Peinlichkeit als kommunikativ konstruiertes Phänomen
Dörings Arbeit nähert sich ihrem Gegenstand von unterschiedlichen Seiten an. Ausgehend von bisherigen Peinlichkeitsbegriffen (Kap. 2) wird der Versuch einer kommunikationstheoretisch gefassten Emotionsstruktur (Kap. 3) und deren situativer Wirksamkeit (Kap. 4) unternommen, bevor am Beispiel des noch wenig untersuchten Phänomens ‚Junggesellenabschied‘ Peinlichkeit unter dem Aspekt der Ritualisierung auf dem Prüfstand steht (Kap. 5). Außen vor sollen dabei all jene Situationen bleiben, in denen die Peinlichkeitsvokabel ausschließlich als ästhetisches Geschmacksurteil (normativ) oder zu selbstdarstellerischen Zwecken (expressiv) dient und der eigentlichen physisch-psychischen Schmerzerfahrung entbehrt. Lieferanten solcher Alltagsszenen, in denen die Sprache tatsächlichen Ausdruckswert für das Gefühl der Peinlichkeit aufweist, der Autorin nach also deskriptiv ist, bilden neben teilweise empirisch erhobenem Datenmaterial vornehmlich zeitgenössische Erlebnisberichte und literarische Beschreibungen.

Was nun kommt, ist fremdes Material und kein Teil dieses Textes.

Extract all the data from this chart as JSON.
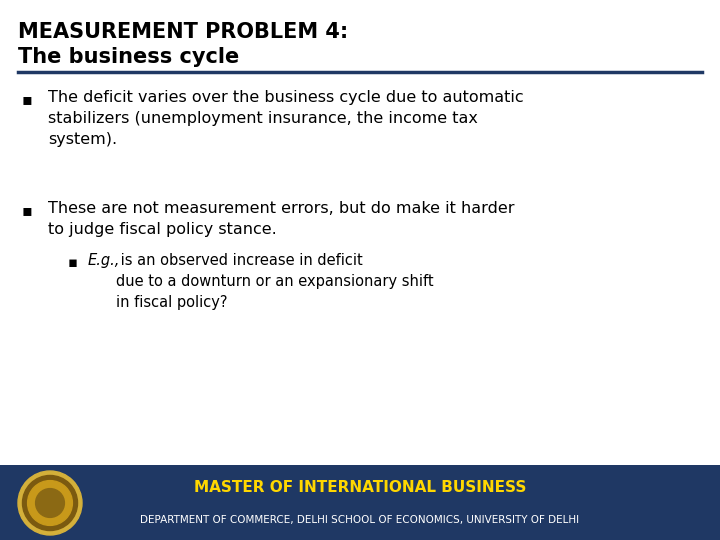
{
  "title_line1": "MEASUREMENT PROBLEM 4:",
  "title_line2": "The business cycle",
  "title_color": "#000000",
  "title_fontsize": 15,
  "divider_color": "#1F3864",
  "divider_linewidth": 2.5,
  "bullet1_text": "The deficit varies over the business cycle due to automatic\nstabilizers (unemployment insurance, the income tax\nsystem).",
  "bullet2_text": "These are not measurement errors, but do make it harder\nto judge fiscal policy stance.",
  "sub_bullet_italic": "E.g.,",
  "sub_bullet_rest": " is an observed increase in deficit\ndue to a downturn or an expansionary shift\nin fiscal policy?",
  "bullet_color": "#000000",
  "bullet_fontsize": 11.5,
  "sub_bullet_fontsize": 10.5,
  "background_color": "#ffffff",
  "footer_bg_color": "#1F3864",
  "footer_text1": "MASTER OF INTERNATIONAL BUSINESS",
  "footer_text2": "DEPARTMENT OF COMMERCE, DELHI SCHOOL OF ECONOMICS, UNIVERSITY OF DELHI",
  "footer_text1_color": "#FFD700",
  "footer_text2_color": "#ffffff",
  "footer_fontsize1": 11,
  "footer_fontsize2": 7.5,
  "bullet_marker": "▪",
  "sub_bullet_marker": "▪"
}
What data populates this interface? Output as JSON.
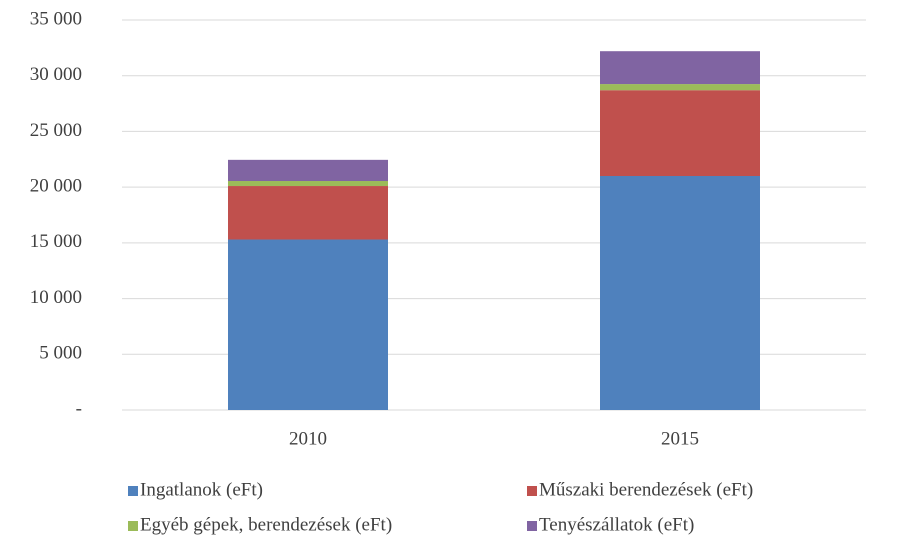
{
  "chart_data": {
    "type": "stacked_bar",
    "categories": [
      "2010",
      "2015"
    ],
    "series": [
      {
        "name": "Ingatlanok (eFt)",
        "color": "#4f81bd",
        "values": [
          15300,
          21000
        ]
      },
      {
        "name": "Műszaki berendezések (eFt)",
        "color": "#c0504d",
        "values": [
          4800,
          7700
        ]
      },
      {
        "name": "Egyéb gépek, berendezések (eFt)",
        "color": "#9bbb59",
        "values": [
          450,
          550
        ]
      },
      {
        "name": "Tenyészállatok (eFt)",
        "color": "#8064a2",
        "values": [
          1900,
          2950
        ]
      }
    ],
    "ylim": [
      0,
      35000
    ],
    "yticks": [
      {
        "value": 0,
        "label": "-"
      },
      {
        "value": 5000,
        "label": "5 000"
      },
      {
        "value": 10000,
        "label": "10 000"
      },
      {
        "value": 15000,
        "label": "15 000"
      },
      {
        "value": 20000,
        "label": "20 000"
      },
      {
        "value": 25000,
        "label": "25 000"
      },
      {
        "value": 30000,
        "label": "30 000"
      },
      {
        "value": 35000,
        "label": "35 000"
      }
    ],
    "grid": true,
    "legend": "bottom"
  }
}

Die titelgebende, kommunikationstheoretische Perspektive löst Döring dadurch ein, Peinlichkeit in expliziter Abkehr zu bisherigen emotionspsychologischen Ansätzen „nicht mehr als bloßes Gefühl“, sondern als innerliche „kommunikative Erfahrung“ und äußerlich wirksames „kommunikatives Ereignis“ gleichermaßen anzusprechen. In der Formulierung unterläuft damit vorab eine gewisse Verkürzung des emotionspsychologisch dominierenden Emotionsbegriffes. Emotionen werden dort schließlich als ein komplexes Gefüge nicht allein erlebnismäßiger, sondern auch physiologischer, kognitiver, expressiver und motivierender Dimensionen verstanden. Die wesentliche Akzentverschiebung, die Döring auf Basis des Kommunikationsbegriffes von Gerold Ungeheuer demnach vornimmt, ist einerseits, den Zeichencharakter der affektbedingten Reaktionen für die Perspektive des Beobachters, und andererseits, das handlungssteuernde Potential des Affekts aus der Warte des peinlich Berührten zu betonen. Um das Fazit der Autorin gleich vorweg zu nehmen: „Der Komplexität und Prozesshaftigkeit von Erfahrungen ist mit kausalen Erklärungsschemata und analytischen Begriffen nur zu geringen Teilen gerecht zu werden.“ Die Lektüre kann diesen Eindruck über weite Strecken nur bestätigen, ohne der Verfasserin damit in irgendeiner Form einen lesenswerten und aufschlussreichen Beitrag absprechen zu wollen.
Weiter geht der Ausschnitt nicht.